BY
Much has been written in cyberspace
with regard to how the international community should react to the recent Duma
elections which included the illegally annexed Crimean peninsula (and its
assimilation into the Southern District administrative and military machinery).
13th October witnessed the adoption of a
robust text by the Parliamentary
Assembly of the Council of Europe (PACE) in which this issue is officially
raised.
Among the prose, of particular note is the following paragraph:
“4.1. condemns the illegal Duma elections held on 18 September in
occupied Crimea and considers their results null and void. The incorporation of
Ukrainian sovereign territory into Russian federal constituencies and the creation
of four single-member constituencies are blunt violations of international law
and effectively compromise the legitimacy of the Russian Parliament;”
It appears to be the first official document from an internationally
recognised body that bluntly questions the legitimacy of the current Duma as it
now contains illegitimate parliamentarians from an illegally annexed part of
Ukraine.
As such, PACE Resolution 2132 (2016) appears to set a precedent officially
questioning the legitimacy of the newly installed Russian Duma.
It therefore has ramifications.
There are now questions for each State and every international institution
as to whether they will unquestionably recognise the legitimacy of the current
Russian Duma – or not? Now that PACE has officially questioned the
legitimacy of the Russian Duma, should they too formally do so?
Are PACE Member States and international institutions to continue to
entertain interaction with the Russian Duma if its legitimacy is questionable?
There are other Russian channels if disqualifying the Duma after all.
Should they end any or all inter-parliamentary cooperation with a
questionably legitimate Duma?
How to wiggle? Does their entry into the Duma not simply
de-legitimise that entire rubber-stamping circus – and if not why not? If
not, is cooperation be withdrawn only from committees and delegations that
contain those Duma MPs who entered the legislature from Crimea to otherwise
justify interaction without having to address a broader issue of Duma
legitimacy?
What of the expansion of sanctions upon those now representing Crimea in
the Duma? Should any individual sanctions also include those that
organised the elections too? It seems unlikely that this can be avoided.

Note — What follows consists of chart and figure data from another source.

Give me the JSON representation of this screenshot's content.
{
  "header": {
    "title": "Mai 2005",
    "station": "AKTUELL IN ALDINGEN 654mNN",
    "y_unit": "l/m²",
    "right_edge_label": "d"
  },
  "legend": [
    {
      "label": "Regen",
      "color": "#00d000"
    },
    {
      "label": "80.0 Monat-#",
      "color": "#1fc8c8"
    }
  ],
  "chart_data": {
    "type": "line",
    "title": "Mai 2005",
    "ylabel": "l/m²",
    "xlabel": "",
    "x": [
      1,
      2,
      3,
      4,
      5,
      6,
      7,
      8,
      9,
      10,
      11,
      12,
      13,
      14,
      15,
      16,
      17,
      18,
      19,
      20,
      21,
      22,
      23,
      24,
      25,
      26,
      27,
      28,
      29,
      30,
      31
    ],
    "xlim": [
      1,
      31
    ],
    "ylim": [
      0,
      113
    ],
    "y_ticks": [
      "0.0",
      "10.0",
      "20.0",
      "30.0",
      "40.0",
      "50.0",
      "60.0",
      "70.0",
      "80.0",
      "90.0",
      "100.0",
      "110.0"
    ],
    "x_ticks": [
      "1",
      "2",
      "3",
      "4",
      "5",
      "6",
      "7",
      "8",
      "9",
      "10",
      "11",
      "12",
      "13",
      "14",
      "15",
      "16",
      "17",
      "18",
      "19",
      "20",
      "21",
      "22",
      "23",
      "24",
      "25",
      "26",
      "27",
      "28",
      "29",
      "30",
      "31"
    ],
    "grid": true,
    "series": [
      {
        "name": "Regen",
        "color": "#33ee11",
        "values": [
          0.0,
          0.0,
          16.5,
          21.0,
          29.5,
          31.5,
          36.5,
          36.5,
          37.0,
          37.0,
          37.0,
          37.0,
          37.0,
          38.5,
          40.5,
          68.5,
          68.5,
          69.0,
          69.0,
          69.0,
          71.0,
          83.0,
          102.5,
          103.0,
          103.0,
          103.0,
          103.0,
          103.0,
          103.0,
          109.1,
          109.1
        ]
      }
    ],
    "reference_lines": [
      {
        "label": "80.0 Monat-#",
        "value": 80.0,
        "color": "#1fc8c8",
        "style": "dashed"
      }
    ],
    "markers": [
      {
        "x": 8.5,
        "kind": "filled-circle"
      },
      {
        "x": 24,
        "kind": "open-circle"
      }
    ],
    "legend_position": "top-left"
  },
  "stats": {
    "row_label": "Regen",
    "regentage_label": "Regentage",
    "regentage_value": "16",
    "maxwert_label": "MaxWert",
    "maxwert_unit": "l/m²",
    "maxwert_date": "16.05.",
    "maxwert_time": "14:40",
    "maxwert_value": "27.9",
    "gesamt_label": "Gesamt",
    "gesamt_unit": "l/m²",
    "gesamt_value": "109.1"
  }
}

Regularly this blog raises policy questions regarding Ukraine. For
the past 2 years the absence of an overt Crimea policy had been duly noted – it
is only fairly recently that something approaching policy has become clear.
Clearly PACE Resolution 2132 is something of a diplomatic win for Ukraine
and the Ukrainian delegation to PACE. It has not occurred without their
significant effort to include such text, and hard lobbying to get it passed by
PACE parliamentary vote.
The blog is aware of the energy spent by those (such as Alexie Goncharenko,
a Ukrainian PACE delegation representative and head of the Verkhovna Rada cross
party committee on Crimea), to accomplish such a result. Thus although
recognition of a good job well done are something of a rarity, the Ukrainian
delegation to PACE have achieved all that could be expected of them on this occasion
and their efforts deserve recognition.
It now remains to be seen whether the precedent now set in this PACE
Resolution will further resonate within PACE Member States and other
international institutions – or not.
(Full disclosure, the blog is well acquainted with Alexie Goncharenko –
albeit there are healthy areas of (friendly) disagreement on occasion.)